Alla fine del Settecento era abitudine dei pittori residenti a Roma trascorrere di tanto in tanto qualche giorno a Tivoli, a Frascati o ad Ariccia. Qui, muniti di carta e matita (o pennello), passavano giornate intere a ritrarre cascate, boschi sontuosi, laghi e mandrie di buoi al pascolo. La sera, stanchi ma felici, confrontavano i lavori intorno al fuoco, spesso davanti copiose caraffe di vino. La vasta area appariva ai protagonisti del Grand Tour come il luogo della solitudine e del silenzio e al contempo un preludio, compassato e felice, alla monumentalità della città eterna.
Camille Corot, in Italia dal 1825 al 1828 e nel 1834 e 1843, amava ritirarsi solitario nelle zone dell’entroterra laziale (a Civita Castellana), a diretto contatto con una natura esuberante e spontanea.
Negli stessi anni gli artisti nordici, scandinavi e tedeschi soprattutto, organizzavano d’estate a Cervara una grande festa in onore proprio della campagna, maestra di vita e musa ispiratrice. Il loro sguardo si posava sul lavoro dei campi, sulla dura realtà contadina, indagata senza pietismo e anzi con lucida razionalità. Con il passare del tempo, in epoca di industrializzazione e inurbamento, i pittori presero a conferire ai dintorni di Roma caratteri nuovi: essi divennero il luogo del ritorno alla semplicità primitiva, del sogno interrotto, dell’infanzia della civiltà (perduta per sempre).

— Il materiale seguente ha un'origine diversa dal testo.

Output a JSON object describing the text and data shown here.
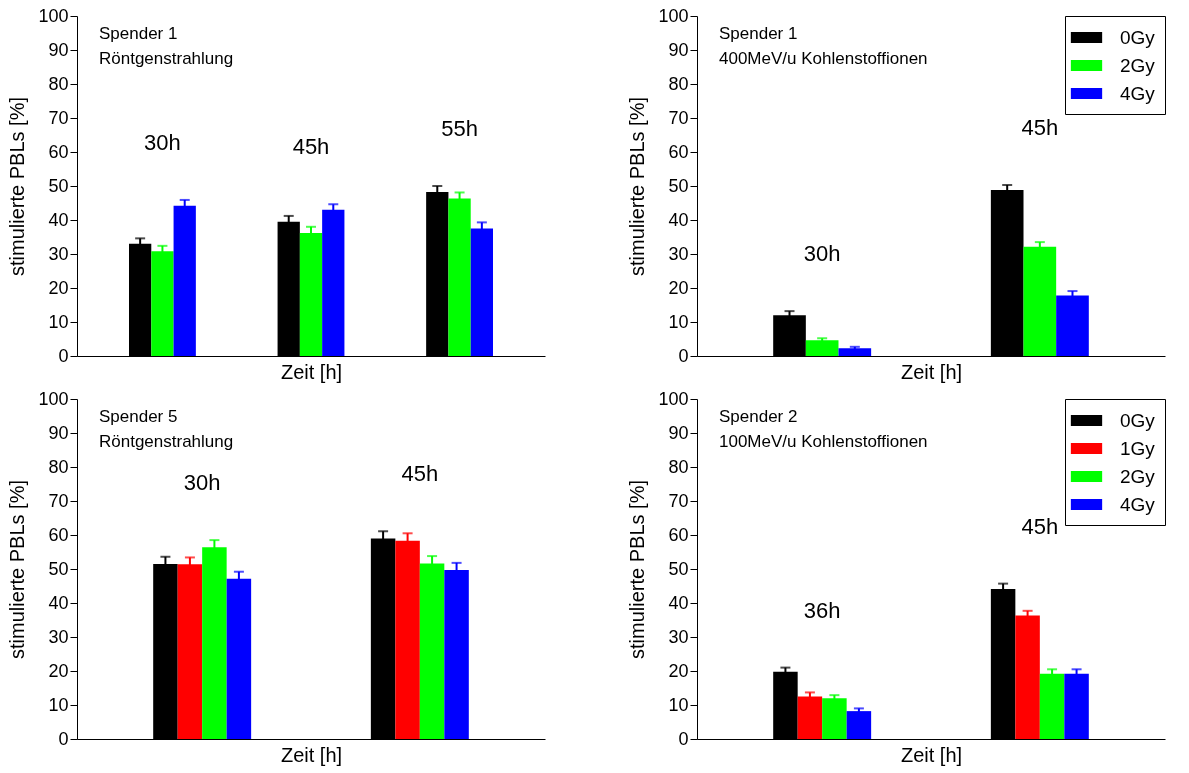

E’ al mito della campagna romana (territorio compreso a Nord dal monte Soratte, a Sud da Terracina e ad Est dai monti Tiburtini) che è dedicata la mostra "La Campagna Romana da Hackert a Balla" aperta al Museo del Corso a Roma. A guardarli con gli occhi contemporanei, quei pascoli sterminati e quelle colline verdeggianti, c’è da rimanere di sasso. La bonifica intrapresa dopo l’Unità e nel periodo tra le due guerre ha dato infatti il primo colpo mortale al paesaggio lacustre del Lazio meridionale; l’espansione edilizia di Roma, dopo il 1870, ha devastato l’area intorno alle mura aureliane; le autostrade, la rete viaria e ferroviaria, l’abusivismo edilizio degli anni Cinquanta e Sessanta hanno fatto il resto.
Sulle tele e i fogli di carta degli artisti rimane il ricordo (vivo e appassionato) di un paesaggio che fu.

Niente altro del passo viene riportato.